Players can then navigate the virtual university, solving various challenges in different rooms and earning points. The look and feel of the game could be described as cutout animation meets Steampunk.

“Players get to try out various activities and experience a new world of wonder and excitement,” Koh said. “Along the way, they will discover many cool innovations that cybermagicians use in real life and will make the first step toward unveiling the mysteries behind what makes our interconnected world work.”

The game design was inspired by conversations the team had with local high school teachers about their students’ current interests, including what works in terms of learning and what doesn’t. Later in the semester, the team tested a prototype of the game with a class of Advanced Placement computer science students. The students provided feedback of their experience, which allowed the team to tweak its product.
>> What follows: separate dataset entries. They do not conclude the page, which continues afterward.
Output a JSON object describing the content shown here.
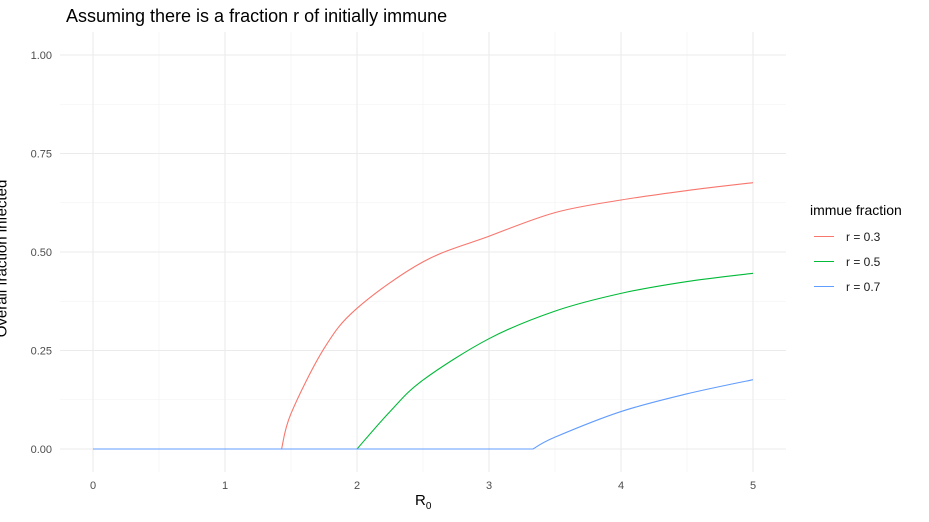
{
  "chart_data": {
    "type": "line",
    "title": "Assuming there is a fraction r of initially immune",
    "xlabel_main": "R",
    "xlabel_sub": "0",
    "ylabel": "Overall fraction infected",
    "xlim": [
      0,
      5
    ],
    "ylim": [
      0,
      1
    ],
    "x_ticks": [
      "0",
      "1",
      "2",
      "3",
      "4",
      "5"
    ],
    "y_ticks": [
      "0.00",
      "0.25",
      "0.50",
      "0.75",
      "1.00"
    ],
    "grid": true,
    "legend_title": "immue fraction",
    "legend_position": "right",
    "series": [
      {
        "name": "r = 0.3",
        "color": "#F8766D",
        "x": [
          0,
          1.4286,
          1.5,
          1.75,
          2.0,
          2.5,
          3.0,
          3.5,
          4.0,
          4.5,
          5.0
        ],
        "y": [
          0,
          0,
          0.09,
          0.255,
          0.357,
          0.475,
          0.54,
          0.6,
          0.632,
          0.656,
          0.676
        ]
      },
      {
        "name": "r = 0.5",
        "color": "#00BA38",
        "x": [
          0,
          2.0,
          2.25,
          2.5,
          3.0,
          3.5,
          4.0,
          4.5,
          5.0
        ],
        "y": [
          0,
          0,
          0.095,
          0.175,
          0.28,
          0.35,
          0.395,
          0.425,
          0.446
        ]
      },
      {
        "name": "r = 0.7",
        "color": "#619CFF",
        "x": [
          0,
          3.3333,
          3.5,
          4.0,
          4.5,
          5.0
        ],
        "y": [
          0,
          0,
          0.03,
          0.095,
          0.14,
          0.176
        ]
      }
    ]
  }
}
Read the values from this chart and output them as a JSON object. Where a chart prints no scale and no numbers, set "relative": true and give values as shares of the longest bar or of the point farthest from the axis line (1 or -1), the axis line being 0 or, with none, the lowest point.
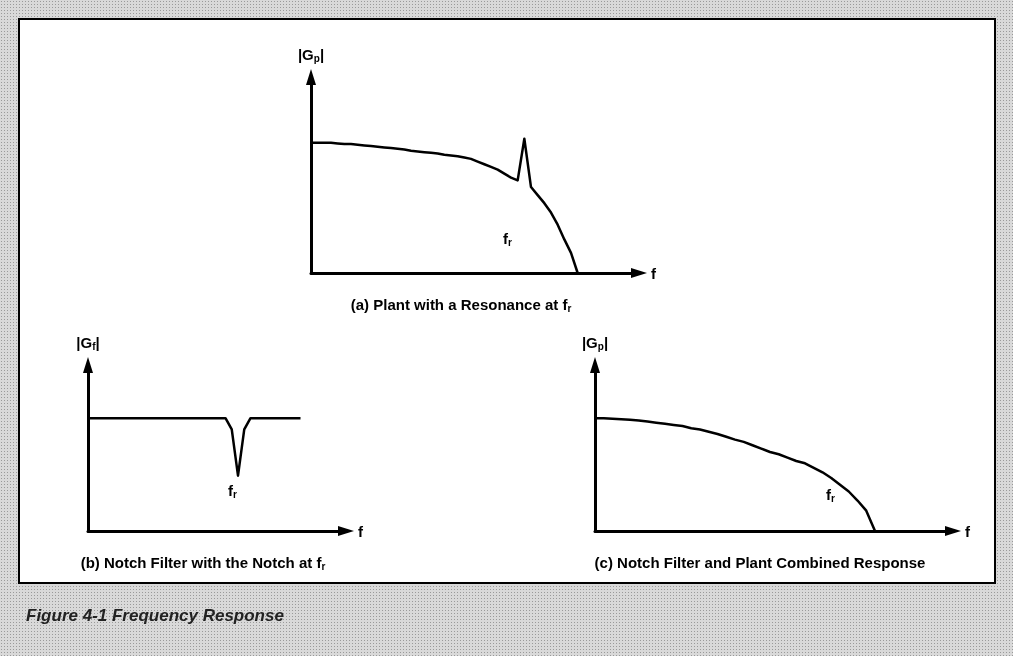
{
  "chart_data": [
    {
      "type": "line",
      "relative": true,
      "title": "(a) Plant with a Resonance at f$_{r}$",
      "xlabel": "f",
      "ylabel": "|G$_{p}$|",
      "tick_labels": false,
      "grid": false,
      "annotations": [
        "f$_{r}$",
        "Figure 4-1 Frequency Response"
      ],
      "categories": [
        null,
        null,
        null,
        null,
        null,
        null,
        null,
        null,
        null,
        null,
        null,
        null,
        null,
        null,
        null,
        null,
        null,
        null,
        null,
        null,
        null,
        null,
        null,
        null,
        null,
        null,
        null,
        null,
        null,
        null,
        null,
        null,
        null,
        null,
        null,
        null,
        null,
        null,
        null,
        null,
        null,
        null,
        null,
        null,
        null,
        null,
        null,
        null,
        null
      ],
      "series": [
        {
          "color": "#000000",
          "values": [
            0.97,
            0.97,
            0.97,
            0.97,
            0.965,
            0.96,
            0.96,
            0.955,
            0.95,
            0.945,
            0.94,
            0.935,
            0.93,
            0.925,
            0.92,
            0.91,
            0.905,
            0.9,
            0.895,
            0.89,
            0.88,
            0.875,
            0.87,
            0.86,
            0.85,
            0.83,
            0.81,
            0.79,
            0.77,
            0.74,
            0.71,
            0.69,
            1.0,
            0.64,
            0.58,
            0.52,
            0.45,
            0.36,
            0.25,
            0.15,
            0,
            null,
            null,
            null,
            null,
            null,
            null,
            null,
            null
          ]
        }
      ]
    },
    {
      "type": "line",
      "relative": true,
      "title": "(b) Notch Filter with the Notch at f$_{r}$",
      "xlabel": "f",
      "ylabel": "|G$_{f}$|",
      "tick_labels": false,
      "grid": false,
      "annotations": [
        "f$_{r}$"
      ],
      "categories": [
        null,
        null,
        null,
        null,
        null,
        null,
        null,
        null,
        null,
        null,
        null,
        null,
        null,
        null,
        null,
        null,
        null,
        null,
        null,
        null,
        null,
        null,
        null,
        null,
        null,
        null,
        null,
        null,
        null,
        null,
        null,
        null,
        null,
        null,
        null,
        null,
        null,
        null,
        null,
        null,
        null
      ],
      "series": [
        {
          "color": "#000000",
          "values": [
            1,
            1,
            1,
            1,
            1,
            1,
            1,
            1,
            1,
            1,
            1,
            1,
            1,
            1,
            1,
            1,
            1,
            1,
            1,
            1,
            1,
            1,
            1,
            0.9,
            0.49,
            0.9,
            1,
            1,
            1,
            1,
            1,
            1,
            1,
            1,
            1,
            null,
            null,
            null,
            null,
            null,
            null
          ]
        }
      ]
    },
    {
      "type": "line",
      "relative": true,
      "title": "(c) Notch Filter and Plant Combined Response",
      "xlabel": "f",
      "ylabel": "|G$_{p}$|",
      "tick_labels": false,
      "grid": false,
      "annotations": [
        "f$_{r}$"
      ],
      "categories": [
        null,
        null,
        null,
        null,
        null,
        null,
        null,
        null,
        null,
        null,
        null,
        null,
        null,
        null,
        null,
        null,
        null,
        null,
        null,
        null,
        null,
        null,
        null,
        null,
        null,
        null,
        null,
        null,
        null,
        null,
        null,
        null,
        null,
        null,
        null,
        null,
        null,
        null,
        null,
        null,
        null
      ],
      "series": [
        {
          "color": "#000000",
          "values": [
            1,
            1,
            0.995,
            0.99,
            0.985,
            0.98,
            0.97,
            0.96,
            0.95,
            0.94,
            0.93,
            0.91,
            0.9,
            0.88,
            0.86,
            0.835,
            0.81,
            0.79,
            0.76,
            0.73,
            0.7,
            0.68,
            0.65,
            0.62,
            0.6,
            0.56,
            0.52,
            0.47,
            0.41,
            0.35,
            0.27,
            0.18,
            0,
            null,
            null,
            null,
            null,
            null,
            null,
            null,
            null
          ]
        }
      ]
    }
  ]
}
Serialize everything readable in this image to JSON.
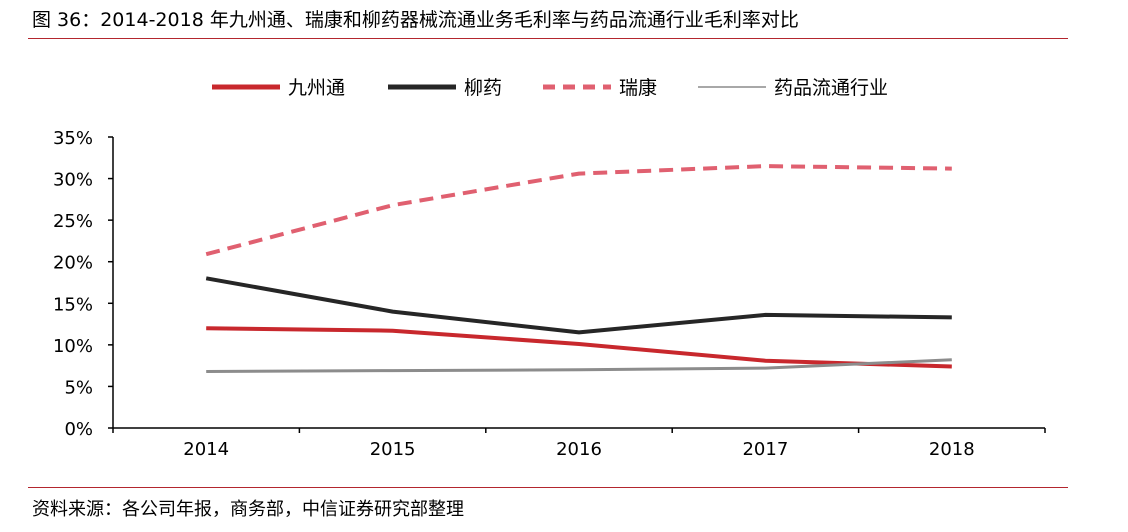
{
  "figure": {
    "title": "图 36：2014-2018 年九州通、瑞康和柳药器械流通业务毛利率与药品流通行业毛利率对比",
    "source": "资料来源：各公司年报，商务部，中信证券研究部整理"
  },
  "chart_data": {
    "type": "line",
    "x": [
      "2014",
      "2015",
      "2016",
      "2017",
      "2018"
    ],
    "ylim": [
      0,
      35
    ],
    "yticks": [
      "0%",
      "5%",
      "10%",
      "15%",
      "20%",
      "25%",
      "30%",
      "35%"
    ],
    "ytick_values": [
      0,
      5,
      10,
      15,
      20,
      25,
      30,
      35
    ],
    "legend_position": "top",
    "grid": false,
    "series": [
      {
        "name": "九州通",
        "color": "#c8282d",
        "dash": "solid",
        "width": "bold",
        "values": [
          12.0,
          11.7,
          10.1,
          8.1,
          7.4
        ]
      },
      {
        "name": "柳药",
        "color": "#262626",
        "dash": "solid",
        "width": "bold",
        "values": [
          18.0,
          14.0,
          11.5,
          13.6,
          13.3
        ]
      },
      {
        "name": "瑞康",
        "color": "#e06070",
        "dash": "dashed",
        "width": "bold",
        "values": [
          20.9,
          26.8,
          30.6,
          31.5,
          31.2
        ]
      },
      {
        "name": "药品流通行业",
        "color": "#8c8c8c",
        "dash": "solid",
        "width": "bold",
        "values": [
          6.8,
          6.9,
          7.0,
          7.2,
          8.2
        ]
      }
    ]
  }
}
In order to form a more (cybersecure) union…

CMU’s picoCTF was created to help address the growing shortage of cybersecurity talent in the U.S. workforce. According to Lorrie Cranor, the director of CyLab and a faculty advisor to picoCTF, most students do not learn about cybersecurity—let alone that it is a highly engaging and lucrative career path—until college, when most students have already decided on a particular career path. Cash prizes are awarded to each competition’s top-performing U.S.-based middle and high school students.

“Not only is picoCTF useful for young students’ general cybersecurity knowledge, but it also works to interest them in cybersecurity careers before they even get to college,” said Cranor, a professor in the Institute for Software Research and the Department of Engineering and Public Policy.

The idea of motivating students to enter the cybersecurity workforce using competitions and video games seems to be working, Cranor said. Post-competition survey results each year show that roughly two-thirds of participants say they are “more interested” in pursuing cybersecurity as a career after participating in picoCTF.

As the gap between available, skilled cybersecurity experts and the number of open cyber positions continues to grow, the ETC and CyLab will keep adjusting the competition in hopes that a positive turning point—evidence that the gap is shrinking—is on the horizon.

“We hope players will feel a bit more comfortable with cybersecurity and will be able to go out on their own and start researching it,” Koh said.